In early April, the Bureau of Prisons told the AP that local health officials told the federal government there was no need to test inmates anymore for the coronavirus and those showing symptoms should be presumed to have it. But a spokesman for the Louisiana Department of Health said at the time that officials did not tell the prison to stop testing prisoners. He said state officials advised the prison, in the absence of testing, to isolate prisoners with symptoms.

The report also found that an outbreak at the prison forced correction officers to work longer shifts and in some instances as long as 40 hours straight, a chronic issue within the federal prison system.

The Bureau of Prisons did not immediately respond to a request for comment on the report.

For years, union officials have been sounding the alarm about the chronic understaffing within the Bureau of Prisons, though the system allows for the use of excessive overtime.
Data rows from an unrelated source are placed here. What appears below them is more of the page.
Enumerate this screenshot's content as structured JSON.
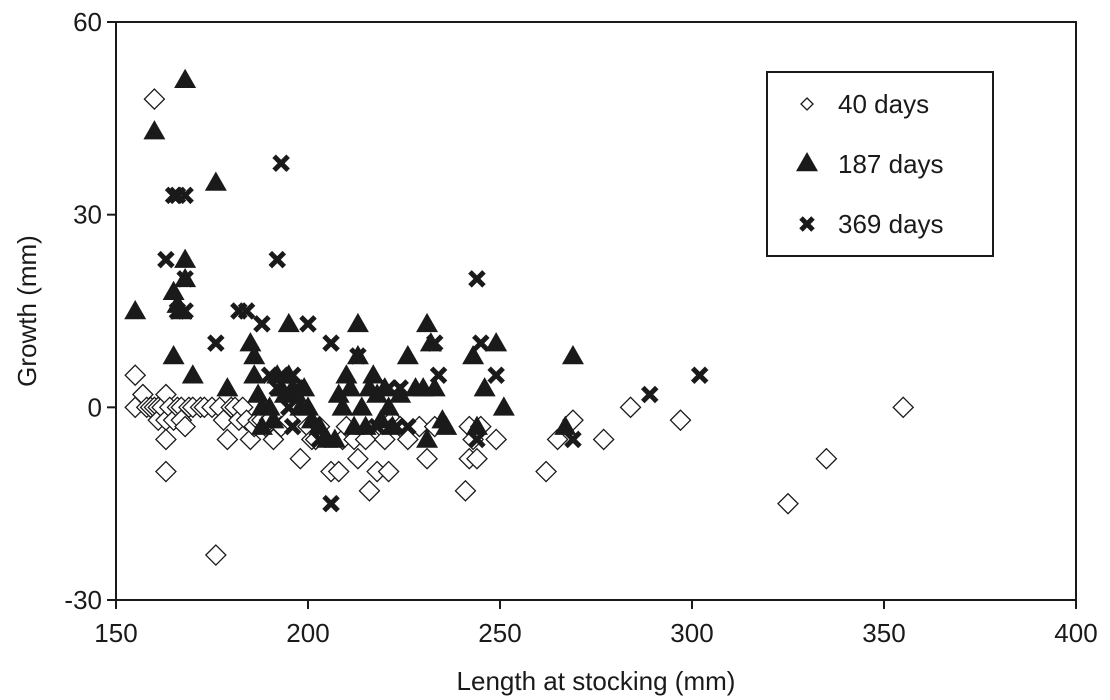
{
  "chart_data": {
    "type": "scatter",
    "title": "",
    "xlabel": "Length at stocking (mm)",
    "ylabel": "Growth (mm)",
    "xlim": [
      150,
      400
    ],
    "ylim": [
      -30,
      60
    ],
    "xticks": [
      150,
      200,
      250,
      300,
      350,
      400
    ],
    "yticks": [
      -30,
      0,
      30,
      60
    ],
    "grid": false,
    "legend_position": "top-right",
    "series": [
      {
        "name": "40 days",
        "marker": "open-diamond",
        "points": [
          [
            160,
            48
          ],
          [
            155,
            5
          ],
          [
            155,
            0
          ],
          [
            157,
            2
          ],
          [
            158,
            0
          ],
          [
            159,
            0
          ],
          [
            160,
            0
          ],
          [
            161,
            0
          ],
          [
            161,
            -2
          ],
          [
            162,
            0
          ],
          [
            163,
            2
          ],
          [
            163,
            -2
          ],
          [
            163,
            -5
          ],
          [
            163,
            -10
          ],
          [
            164,
            0
          ],
          [
            165,
            -2
          ],
          [
            166,
            0
          ],
          [
            167,
            0
          ],
          [
            167,
            -2
          ],
          [
            168,
            -3
          ],
          [
            169,
            0
          ],
          [
            170,
            0
          ],
          [
            172,
            0
          ],
          [
            173,
            0
          ],
          [
            175,
            0
          ],
          [
            176,
            -23
          ],
          [
            177,
            0
          ],
          [
            178,
            -2
          ],
          [
            179,
            -5
          ],
          [
            180,
            0
          ],
          [
            181,
            0
          ],
          [
            182,
            -2
          ],
          [
            183,
            0
          ],
          [
            184,
            -2
          ],
          [
            185,
            -5
          ],
          [
            186,
            -3
          ],
          [
            187,
            -2
          ],
          [
            188,
            -2
          ],
          [
            189,
            -3
          ],
          [
            190,
            -2
          ],
          [
            191,
            -5
          ],
          [
            193,
            -3
          ],
          [
            195,
            -2
          ],
          [
            198,
            -8
          ],
          [
            200,
            -3
          ],
          [
            201,
            -5
          ],
          [
            202,
            -5
          ],
          [
            203,
            -3
          ],
          [
            206,
            -10
          ],
          [
            208,
            -10
          ],
          [
            209,
            -5
          ],
          [
            210,
            -3
          ],
          [
            212,
            -5
          ],
          [
            213,
            -8
          ],
          [
            215,
            -5
          ],
          [
            216,
            -13
          ],
          [
            218,
            -10
          ],
          [
            219,
            -3
          ],
          [
            220,
            -5
          ],
          [
            221,
            -10
          ],
          [
            222,
            -2
          ],
          [
            224,
            -3
          ],
          [
            226,
            -5
          ],
          [
            229,
            -3
          ],
          [
            231,
            -8
          ],
          [
            233,
            -3
          ],
          [
            241,
            -13
          ],
          [
            242,
            -8
          ],
          [
            242,
            -3
          ],
          [
            243,
            -5
          ],
          [
            244,
            -8
          ],
          [
            245,
            -3
          ],
          [
            249,
            -5
          ],
          [
            262,
            -10
          ],
          [
            265,
            -5
          ],
          [
            269,
            -2
          ],
          [
            277,
            -5
          ],
          [
            284,
            0
          ],
          [
            297,
            -2
          ],
          [
            325,
            -15
          ],
          [
            335,
            -8
          ],
          [
            355,
            0
          ]
        ]
      },
      {
        "name": "187 days",
        "marker": "filled-triangle",
        "points": [
          [
            168,
            51
          ],
          [
            160,
            43
          ],
          [
            176,
            35
          ],
          [
            155,
            15
          ],
          [
            165,
            18
          ],
          [
            166,
            16
          ],
          [
            167,
            15
          ],
          [
            168,
            23
          ],
          [
            168,
            20
          ],
          [
            165,
            8
          ],
          [
            170,
            5
          ],
          [
            179,
            3
          ],
          [
            185,
            10
          ],
          [
            186,
            8
          ],
          [
            186,
            5
          ],
          [
            187,
            2
          ],
          [
            188,
            0
          ],
          [
            188,
            -3
          ],
          [
            190,
            0
          ],
          [
            191,
            -2
          ],
          [
            192,
            5
          ],
          [
            193,
            3
          ],
          [
            194,
            2
          ],
          [
            195,
            13
          ],
          [
            195,
            5
          ],
          [
            196,
            3
          ],
          [
            197,
            2
          ],
          [
            198,
            0
          ],
          [
            199,
            3
          ],
          [
            200,
            0
          ],
          [
            201,
            -2
          ],
          [
            203,
            -3
          ],
          [
            205,
            -5
          ],
          [
            207,
            -5
          ],
          [
            208,
            2
          ],
          [
            209,
            0
          ],
          [
            210,
            5
          ],
          [
            211,
            3
          ],
          [
            212,
            -3
          ],
          [
            213,
            13
          ],
          [
            213,
            8
          ],
          [
            214,
            0
          ],
          [
            215,
            -3
          ],
          [
            216,
            3
          ],
          [
            217,
            5
          ],
          [
            218,
            2
          ],
          [
            219,
            -2
          ],
          [
            220,
            3
          ],
          [
            221,
            0
          ],
          [
            222,
            -3
          ],
          [
            224,
            2
          ],
          [
            226,
            8
          ],
          [
            228,
            3
          ],
          [
            230,
            3
          ],
          [
            231,
            13
          ],
          [
            231,
            -5
          ],
          [
            232,
            10
          ],
          [
            233,
            3
          ],
          [
            235,
            -2
          ],
          [
            236,
            -3
          ],
          [
            243,
            8
          ],
          [
            244,
            -3
          ],
          [
            246,
            3
          ],
          [
            249,
            10
          ],
          [
            251,
            0
          ],
          [
            267,
            -3
          ],
          [
            269,
            8
          ]
        ]
      },
      {
        "name": "369 days",
        "marker": "cross",
        "points": [
          [
            193,
            38
          ],
          [
            165,
            33
          ],
          [
            166,
            33
          ],
          [
            168,
            33
          ],
          [
            163,
            23
          ],
          [
            168,
            20
          ],
          [
            166,
            15
          ],
          [
            168,
            15
          ],
          [
            192,
            23
          ],
          [
            182,
            15
          ],
          [
            184,
            15
          ],
          [
            188,
            13
          ],
          [
            176,
            10
          ],
          [
            190,
            5
          ],
          [
            193,
            5
          ],
          [
            196,
            5
          ],
          [
            197,
            3
          ],
          [
            192,
            3
          ],
          [
            195,
            0
          ],
          [
            196,
            -3
          ],
          [
            200,
            13
          ],
          [
            203,
            -5
          ],
          [
            206,
            10
          ],
          [
            206,
            -15
          ],
          [
            213,
            8
          ],
          [
            218,
            -3
          ],
          [
            221,
            3
          ],
          [
            223,
            -3
          ],
          [
            224,
            3
          ],
          [
            226,
            -3
          ],
          [
            233,
            10
          ],
          [
            234,
            5
          ],
          [
            244,
            20
          ],
          [
            245,
            10
          ],
          [
            244,
            -5
          ],
          [
            249,
            5
          ],
          [
            269,
            -5
          ],
          [
            289,
            2
          ],
          [
            302,
            5
          ]
        ]
      }
    ]
  }
}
There’s nothing stopping guards from working multiple shifts per day, and the staffing levels have reached a point where officers at some facilities, like the New York City jail where wealthy financier Jeffrey Epstein took his own life, work mandatory overtime nearly every week.

The report is the result of remote inspections being conducted by the inspector general’s office after Attorney General William Barr asked Inspector General Michael Horowitz to take a look at the federal prisons that were emerging as hot spots and identify any concerns and ways the Justice Department could improve the work being done.